Nomura Kaori, Takahashi Kunihiko, Hinomura Yasushi, Kawaguchi Genta, Matsushita Yasuyuki, Marui Hiroko, Anzai Tatsuhiko, Hashiguchi Masayuki, Mochizuki Mayumi
Division of Molecular Epidemiology, Jikei University School of Medicine, Tokyo, Japan.
Department of Biostatistics, Nagoya University Graduate School of Medicine, Nagoya, Japan.
Drug Des Devel Ther. 2015 Jun 12;9:3031-41. doi: 10.2147/DDDT.S81998. eCollection 2015.
The use of a statistical approach to analyze cumulative adverse event (AE) reports has been encouraged by regulatory authorities. However, data variations affect statistical analyses (eg, signal detection). Further, differences in regulations, social issues, and health care systems can cause variations in AE data. The present study examined similarities and differences between two publicly available databases, ie, the Japanese Adverse Drug Event Report (JADER) database and the US Food and Drug Administration Adverse Event Reporting System (FAERS), and how they affect signal detection.
Two AE data sources from 2010 were examined, ie, JADER cases (JP) and Japanese cases extracted from the FAERS (FAERS-JP). Three methods for signals of disproportionate reporting, ie, the reporting odds ratio, Bayesian confidence propagation neural network, and Gamma Poisson Shrinker (GPS), were used on drug-event combinations for three substances frequently recorded in both systems.
The two databases showed similar elements of AE reports, but no option was provided for a shareable case identifier. The average number of AEs per case was 1.6±1.3 (maximum 37) in the JP and 3.3±3.5 (maximum 62) in the FAERS-JP. Between 5% and 57% of all AEs were signaled by three quantitative methods for etanercept, infliximab, and paroxetine. Signals identified by GPS for the JP and FAERS-JP, as referenced by Japanese labeling, showed higher positive sensitivity than was expected.
The FAERS-JP was different from the JADER. Signals derived from both datasets identified different results, but shared certain signals. Discrepancies in type of AEs, drugs reported, and average number of AEs per case were potential contributing factors. This study will help those concerned with pharmacovigilance better understand the use and pitfalls of using spontaneous AE data.
监管机构鼓励采用统计方法分析累积不良事件(AE)报告。然而,数据差异会影响统计分析(如信号检测)。此外,法规、社会问题和医疗保健系统的差异可能导致AE数据的变化。本研究考察了两个公开可用数据库,即日本药品不良反应报告(JADER)数据库和美国食品药品监督管理局不良事件报告系统(FAERS)之间的异同,以及它们如何影响信号检测。

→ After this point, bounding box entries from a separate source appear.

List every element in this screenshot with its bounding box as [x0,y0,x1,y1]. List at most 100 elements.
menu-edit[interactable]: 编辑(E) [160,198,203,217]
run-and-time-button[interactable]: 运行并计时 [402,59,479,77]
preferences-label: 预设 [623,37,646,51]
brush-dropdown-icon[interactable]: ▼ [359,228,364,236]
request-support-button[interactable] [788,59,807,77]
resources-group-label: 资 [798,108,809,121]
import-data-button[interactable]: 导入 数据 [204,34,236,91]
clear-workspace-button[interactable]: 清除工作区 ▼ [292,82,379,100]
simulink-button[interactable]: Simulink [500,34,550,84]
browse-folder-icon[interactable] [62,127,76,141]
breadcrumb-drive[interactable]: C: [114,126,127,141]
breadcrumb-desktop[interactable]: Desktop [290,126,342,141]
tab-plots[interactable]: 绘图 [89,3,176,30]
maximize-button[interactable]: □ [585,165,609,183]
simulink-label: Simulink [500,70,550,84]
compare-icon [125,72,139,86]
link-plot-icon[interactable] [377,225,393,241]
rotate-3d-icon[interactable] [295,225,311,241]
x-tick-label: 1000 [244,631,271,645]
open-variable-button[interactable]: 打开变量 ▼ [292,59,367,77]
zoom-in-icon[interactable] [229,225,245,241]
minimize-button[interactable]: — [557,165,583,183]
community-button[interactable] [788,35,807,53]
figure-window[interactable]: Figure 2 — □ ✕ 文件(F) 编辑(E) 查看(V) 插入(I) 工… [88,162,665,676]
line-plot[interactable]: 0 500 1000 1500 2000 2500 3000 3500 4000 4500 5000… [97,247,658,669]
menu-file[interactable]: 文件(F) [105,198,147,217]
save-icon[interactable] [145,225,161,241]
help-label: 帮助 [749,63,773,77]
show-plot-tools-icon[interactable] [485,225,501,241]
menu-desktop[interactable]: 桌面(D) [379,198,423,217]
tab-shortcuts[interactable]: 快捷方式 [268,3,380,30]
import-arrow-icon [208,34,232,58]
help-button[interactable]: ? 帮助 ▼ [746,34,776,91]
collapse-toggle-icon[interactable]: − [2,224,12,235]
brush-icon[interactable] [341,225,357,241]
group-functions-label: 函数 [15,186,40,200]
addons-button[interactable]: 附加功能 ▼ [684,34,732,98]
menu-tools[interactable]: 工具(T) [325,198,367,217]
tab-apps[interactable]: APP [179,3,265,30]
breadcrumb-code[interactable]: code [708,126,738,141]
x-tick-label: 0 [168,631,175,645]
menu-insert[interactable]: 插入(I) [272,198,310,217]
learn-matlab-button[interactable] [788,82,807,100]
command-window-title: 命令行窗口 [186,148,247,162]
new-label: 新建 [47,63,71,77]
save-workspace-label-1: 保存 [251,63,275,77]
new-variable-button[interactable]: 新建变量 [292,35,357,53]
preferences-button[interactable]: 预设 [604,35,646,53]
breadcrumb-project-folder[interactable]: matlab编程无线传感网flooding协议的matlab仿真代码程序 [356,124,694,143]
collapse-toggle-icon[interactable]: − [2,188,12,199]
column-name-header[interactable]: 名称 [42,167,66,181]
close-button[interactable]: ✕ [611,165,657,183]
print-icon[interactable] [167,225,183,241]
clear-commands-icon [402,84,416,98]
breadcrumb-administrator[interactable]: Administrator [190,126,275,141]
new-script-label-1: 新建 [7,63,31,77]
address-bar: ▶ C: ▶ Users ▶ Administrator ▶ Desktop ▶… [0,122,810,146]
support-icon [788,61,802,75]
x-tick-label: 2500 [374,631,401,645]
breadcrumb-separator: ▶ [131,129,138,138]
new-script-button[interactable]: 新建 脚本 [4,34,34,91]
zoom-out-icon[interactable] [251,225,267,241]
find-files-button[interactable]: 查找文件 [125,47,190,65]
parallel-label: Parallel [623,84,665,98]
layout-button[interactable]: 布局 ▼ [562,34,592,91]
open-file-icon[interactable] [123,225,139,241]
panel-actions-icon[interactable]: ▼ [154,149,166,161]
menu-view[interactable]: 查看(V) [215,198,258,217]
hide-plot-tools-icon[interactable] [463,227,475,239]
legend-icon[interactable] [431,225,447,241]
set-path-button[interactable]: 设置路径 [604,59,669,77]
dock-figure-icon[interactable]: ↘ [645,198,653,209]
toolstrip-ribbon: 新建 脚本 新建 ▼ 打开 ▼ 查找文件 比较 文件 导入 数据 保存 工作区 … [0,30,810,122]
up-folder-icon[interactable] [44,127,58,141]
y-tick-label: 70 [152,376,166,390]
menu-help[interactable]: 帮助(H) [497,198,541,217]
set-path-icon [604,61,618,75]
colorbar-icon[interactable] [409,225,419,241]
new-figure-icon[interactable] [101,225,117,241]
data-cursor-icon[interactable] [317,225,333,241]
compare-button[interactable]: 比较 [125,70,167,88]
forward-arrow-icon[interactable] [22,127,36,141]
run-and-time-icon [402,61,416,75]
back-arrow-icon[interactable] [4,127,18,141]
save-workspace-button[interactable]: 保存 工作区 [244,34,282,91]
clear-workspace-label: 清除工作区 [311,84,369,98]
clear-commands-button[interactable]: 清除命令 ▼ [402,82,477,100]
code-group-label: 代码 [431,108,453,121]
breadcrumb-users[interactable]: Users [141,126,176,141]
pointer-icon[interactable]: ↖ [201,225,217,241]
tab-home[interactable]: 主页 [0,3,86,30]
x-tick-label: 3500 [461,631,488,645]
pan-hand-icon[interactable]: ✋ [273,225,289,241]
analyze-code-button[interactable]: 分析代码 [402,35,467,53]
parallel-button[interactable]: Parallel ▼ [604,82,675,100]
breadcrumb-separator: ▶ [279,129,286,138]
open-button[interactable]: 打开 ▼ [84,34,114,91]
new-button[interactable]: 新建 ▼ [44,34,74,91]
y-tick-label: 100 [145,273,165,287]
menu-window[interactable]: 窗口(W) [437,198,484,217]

研究了2010年的两个AE数据源,即JADER病例(JP)和从FAERS中提取的日本病例(FAERS-JP)。对两个系统中经常记录的三种物质的药物-事件组合,使用三种不成比例报告信号的方法,即报告比值比、贝叶斯置信传播神经网络和伽马泊松收缩器(GPS)。

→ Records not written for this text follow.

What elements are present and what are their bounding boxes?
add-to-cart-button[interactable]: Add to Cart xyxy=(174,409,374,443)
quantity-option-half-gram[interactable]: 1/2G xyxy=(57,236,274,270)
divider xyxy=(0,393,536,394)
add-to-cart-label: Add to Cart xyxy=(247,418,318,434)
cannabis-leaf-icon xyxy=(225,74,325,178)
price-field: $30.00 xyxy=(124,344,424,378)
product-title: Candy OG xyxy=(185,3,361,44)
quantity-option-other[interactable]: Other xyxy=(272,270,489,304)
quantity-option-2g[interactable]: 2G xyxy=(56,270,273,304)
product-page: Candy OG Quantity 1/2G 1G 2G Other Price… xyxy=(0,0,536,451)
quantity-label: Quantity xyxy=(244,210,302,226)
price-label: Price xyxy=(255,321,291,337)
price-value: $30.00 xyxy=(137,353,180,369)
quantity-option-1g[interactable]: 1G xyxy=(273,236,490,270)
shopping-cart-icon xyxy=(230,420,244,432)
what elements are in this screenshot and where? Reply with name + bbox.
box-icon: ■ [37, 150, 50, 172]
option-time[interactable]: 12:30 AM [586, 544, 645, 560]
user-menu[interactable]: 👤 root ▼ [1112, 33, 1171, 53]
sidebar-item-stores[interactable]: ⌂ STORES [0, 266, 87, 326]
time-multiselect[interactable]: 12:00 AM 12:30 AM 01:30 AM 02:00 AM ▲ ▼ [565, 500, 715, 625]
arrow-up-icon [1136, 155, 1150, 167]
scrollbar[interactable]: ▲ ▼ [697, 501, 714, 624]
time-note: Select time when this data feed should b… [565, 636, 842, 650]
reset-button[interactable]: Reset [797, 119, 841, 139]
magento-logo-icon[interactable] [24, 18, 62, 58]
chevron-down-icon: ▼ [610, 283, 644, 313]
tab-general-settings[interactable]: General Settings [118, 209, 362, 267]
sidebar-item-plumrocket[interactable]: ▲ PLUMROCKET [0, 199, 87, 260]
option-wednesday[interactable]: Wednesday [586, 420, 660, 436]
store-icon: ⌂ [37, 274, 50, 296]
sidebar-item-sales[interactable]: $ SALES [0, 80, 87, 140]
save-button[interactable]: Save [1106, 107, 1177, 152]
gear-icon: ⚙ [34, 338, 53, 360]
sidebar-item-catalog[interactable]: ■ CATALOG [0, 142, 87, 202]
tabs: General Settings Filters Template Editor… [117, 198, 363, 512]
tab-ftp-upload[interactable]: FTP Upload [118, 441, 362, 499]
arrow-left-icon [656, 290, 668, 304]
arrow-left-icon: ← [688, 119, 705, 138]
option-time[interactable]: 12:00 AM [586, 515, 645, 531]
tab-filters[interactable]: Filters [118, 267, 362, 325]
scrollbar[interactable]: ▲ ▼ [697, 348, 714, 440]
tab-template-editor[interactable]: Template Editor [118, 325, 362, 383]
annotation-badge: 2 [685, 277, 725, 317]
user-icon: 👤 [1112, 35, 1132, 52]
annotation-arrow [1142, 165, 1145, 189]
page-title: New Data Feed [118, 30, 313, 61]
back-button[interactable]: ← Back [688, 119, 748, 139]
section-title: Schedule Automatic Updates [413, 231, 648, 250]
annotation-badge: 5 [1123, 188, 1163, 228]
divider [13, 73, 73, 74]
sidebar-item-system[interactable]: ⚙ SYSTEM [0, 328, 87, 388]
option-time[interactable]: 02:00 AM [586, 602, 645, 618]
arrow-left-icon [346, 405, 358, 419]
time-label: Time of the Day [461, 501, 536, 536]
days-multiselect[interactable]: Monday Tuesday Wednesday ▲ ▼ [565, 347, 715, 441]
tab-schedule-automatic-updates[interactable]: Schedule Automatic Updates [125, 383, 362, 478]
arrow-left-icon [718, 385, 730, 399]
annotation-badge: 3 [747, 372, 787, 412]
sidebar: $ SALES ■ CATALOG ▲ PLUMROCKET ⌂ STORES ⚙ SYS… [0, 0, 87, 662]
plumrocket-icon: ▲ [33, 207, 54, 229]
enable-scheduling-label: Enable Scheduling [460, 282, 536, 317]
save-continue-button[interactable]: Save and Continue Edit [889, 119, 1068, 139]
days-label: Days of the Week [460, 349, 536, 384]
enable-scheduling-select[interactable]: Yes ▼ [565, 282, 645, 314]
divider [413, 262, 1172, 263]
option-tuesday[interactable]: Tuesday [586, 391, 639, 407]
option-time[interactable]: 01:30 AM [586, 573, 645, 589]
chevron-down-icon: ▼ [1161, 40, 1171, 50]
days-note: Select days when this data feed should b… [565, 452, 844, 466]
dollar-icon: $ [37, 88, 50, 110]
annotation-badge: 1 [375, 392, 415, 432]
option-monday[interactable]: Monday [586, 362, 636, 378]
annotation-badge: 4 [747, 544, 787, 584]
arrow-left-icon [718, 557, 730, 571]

两个数据库显示出AE报告的相似元素,但未提供可共享的病例标识符选项。JP中每个病例的AE平均数量为1.6±1.3(最大37),FAERS-JP中为3.3±3.5(最大62)。三种定量方法对依那西普、英夫利昔单抗和帕罗西汀的所有AE中有5%至57%发出了信号。GPS在JP和FAERS-JP中识别出的信号,以日本标签为参考,显示出比预期更高的阳性敏感性。
FAERS-JP与JADER不同。从两个数据集得出的信号识别出不同的结果,但有一些共同的信号。AE类型、报告的药物以及每个病例的AE平均数量的差异是潜在的影响因素。本研究将有助于关注药物警戒的人员更好地理解使用自发AE数据的方法和陷阱。